If your yen is for, say, Aaron Rosand or for another violinist 
                  who has given us such valuable repertoire in performances of 
                  vitality, personalised brilliance and nuance - let’s take 
                  Louis Kaufman - then you can go to a number of reissuing labels. 
                  But if you want recordings by Devy Erlih, a ‘cult’ 
                  fiddler less well known than they, then you must go to Forgotten 
                  Records. 
                    
                  I’ve reviewed his recordings on the label before and now 
                  it’s an opportunity to listen to his Lalo. In October 
                  1956 the London Philharmonic Orchestra, conducted by Désiré-Émile 
                  Inghelbrecht, assembled in the Théâtre des Champs 
                  Elysées, Paris, to record the Symphonie espagnole 
                  with the young Erlih. By now recordings of the four movement 
                  version, usually undertaken by Russian violinists and particularly 
                  by pupils of Leopold Auer, were becoming mercifully rare. Erlih, 
                  naturally, plays the five movement version. His tonal ethos 
                  is not really Gallic in the way that Thibaud’s or Henry 
                  Merckel’s was. There was a more cosmopolitan cut about 
                  him, and he didn’t sound much like Zino Francescatti either. 
                  His musical personality, though buoyant, wasn’t as projective 
                  as theirs; it was often exciting, frequently elastically phrased, 
                  but not always tonally seductive. 
                    
                  He plays with lightness and wristy elegance in the Scherzando. 
                  Inghelbrecht sets quite a dour tempo for the ensuing Intermezzo 
                  (the movement the Russians often cut) though this does allow 
                  Erlih to spin a provocative dance in the contrasting central 
                  section. The Andante lacks the sheer warmth that Coppola 
                  provided for Merckel in their pre-war 78 set, but its austerity 
                  is not unattractive in its own way. Quick slides animate the 
                  Rondo finale, which, again, is not over-pressed tempo-wise. 

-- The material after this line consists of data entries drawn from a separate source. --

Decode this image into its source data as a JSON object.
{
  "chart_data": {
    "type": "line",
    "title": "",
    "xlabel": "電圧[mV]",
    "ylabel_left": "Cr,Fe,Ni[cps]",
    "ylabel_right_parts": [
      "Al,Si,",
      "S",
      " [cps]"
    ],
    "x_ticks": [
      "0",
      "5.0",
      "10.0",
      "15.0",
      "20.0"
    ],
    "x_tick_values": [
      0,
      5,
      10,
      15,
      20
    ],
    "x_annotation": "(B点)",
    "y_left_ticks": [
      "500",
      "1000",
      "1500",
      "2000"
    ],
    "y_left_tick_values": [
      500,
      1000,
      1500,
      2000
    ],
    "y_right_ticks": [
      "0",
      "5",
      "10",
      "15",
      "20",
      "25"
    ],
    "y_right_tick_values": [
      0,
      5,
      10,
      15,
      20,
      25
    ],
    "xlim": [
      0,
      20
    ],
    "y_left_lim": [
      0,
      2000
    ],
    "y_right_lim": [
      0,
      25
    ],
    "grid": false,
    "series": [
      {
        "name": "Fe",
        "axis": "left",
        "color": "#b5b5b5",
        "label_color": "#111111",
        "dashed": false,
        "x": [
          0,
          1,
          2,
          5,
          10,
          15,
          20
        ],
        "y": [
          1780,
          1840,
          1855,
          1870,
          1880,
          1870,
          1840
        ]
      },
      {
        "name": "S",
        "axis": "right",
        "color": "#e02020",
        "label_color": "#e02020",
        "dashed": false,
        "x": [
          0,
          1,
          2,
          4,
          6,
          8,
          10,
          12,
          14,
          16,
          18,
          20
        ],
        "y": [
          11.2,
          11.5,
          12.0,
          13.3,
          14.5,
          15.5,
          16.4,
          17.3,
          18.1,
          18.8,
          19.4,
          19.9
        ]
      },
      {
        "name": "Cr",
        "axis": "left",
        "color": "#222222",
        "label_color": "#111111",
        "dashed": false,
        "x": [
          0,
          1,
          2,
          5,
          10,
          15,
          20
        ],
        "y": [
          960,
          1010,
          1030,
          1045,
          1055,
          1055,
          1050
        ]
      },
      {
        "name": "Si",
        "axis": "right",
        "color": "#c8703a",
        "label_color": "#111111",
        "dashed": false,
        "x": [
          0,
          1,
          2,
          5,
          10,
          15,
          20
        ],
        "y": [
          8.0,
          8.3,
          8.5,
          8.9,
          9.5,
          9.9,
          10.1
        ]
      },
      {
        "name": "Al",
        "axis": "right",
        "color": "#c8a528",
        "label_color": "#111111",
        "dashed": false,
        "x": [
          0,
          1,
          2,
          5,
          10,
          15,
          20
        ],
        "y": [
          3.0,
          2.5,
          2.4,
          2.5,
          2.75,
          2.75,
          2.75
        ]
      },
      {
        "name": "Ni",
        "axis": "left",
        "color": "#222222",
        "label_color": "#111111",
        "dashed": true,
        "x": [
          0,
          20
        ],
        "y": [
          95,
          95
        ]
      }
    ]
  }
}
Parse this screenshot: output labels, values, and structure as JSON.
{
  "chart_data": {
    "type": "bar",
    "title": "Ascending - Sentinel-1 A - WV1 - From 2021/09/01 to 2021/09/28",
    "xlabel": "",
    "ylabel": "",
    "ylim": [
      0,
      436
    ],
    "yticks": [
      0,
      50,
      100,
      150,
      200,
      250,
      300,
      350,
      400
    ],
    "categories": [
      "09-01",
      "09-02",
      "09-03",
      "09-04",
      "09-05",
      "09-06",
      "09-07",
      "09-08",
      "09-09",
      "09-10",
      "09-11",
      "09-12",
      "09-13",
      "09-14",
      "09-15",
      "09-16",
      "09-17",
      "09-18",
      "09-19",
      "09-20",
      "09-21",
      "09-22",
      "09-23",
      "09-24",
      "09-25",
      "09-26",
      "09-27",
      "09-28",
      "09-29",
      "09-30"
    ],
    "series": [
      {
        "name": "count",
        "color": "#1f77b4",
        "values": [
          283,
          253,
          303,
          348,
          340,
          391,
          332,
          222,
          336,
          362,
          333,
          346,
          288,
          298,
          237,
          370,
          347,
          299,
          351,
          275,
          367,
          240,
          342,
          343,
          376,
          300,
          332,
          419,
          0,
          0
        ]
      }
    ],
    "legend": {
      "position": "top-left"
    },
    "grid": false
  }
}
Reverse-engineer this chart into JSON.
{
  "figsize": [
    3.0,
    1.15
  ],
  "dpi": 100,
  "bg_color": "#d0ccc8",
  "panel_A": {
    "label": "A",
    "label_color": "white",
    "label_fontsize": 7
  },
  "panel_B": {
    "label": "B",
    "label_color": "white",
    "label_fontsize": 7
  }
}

                  In terms of the recording, the LPO play decently though the 
                  winds are recessed in the balance. 
                    
                  As a makeweight we get conductor and orchestra alone in the 
                  charmingly coloured snapshot that is Rapsodie norvégienne. 
                  
                    
                  This excellently transferred disc faithfully reproduces Ducretet-Thomson 
                  320-C124, which means that the playing time is short. But if 
                  Erlih is your priority, which it assuredly has to be here, then 
                  you will find here more evidence of his always interesting playing.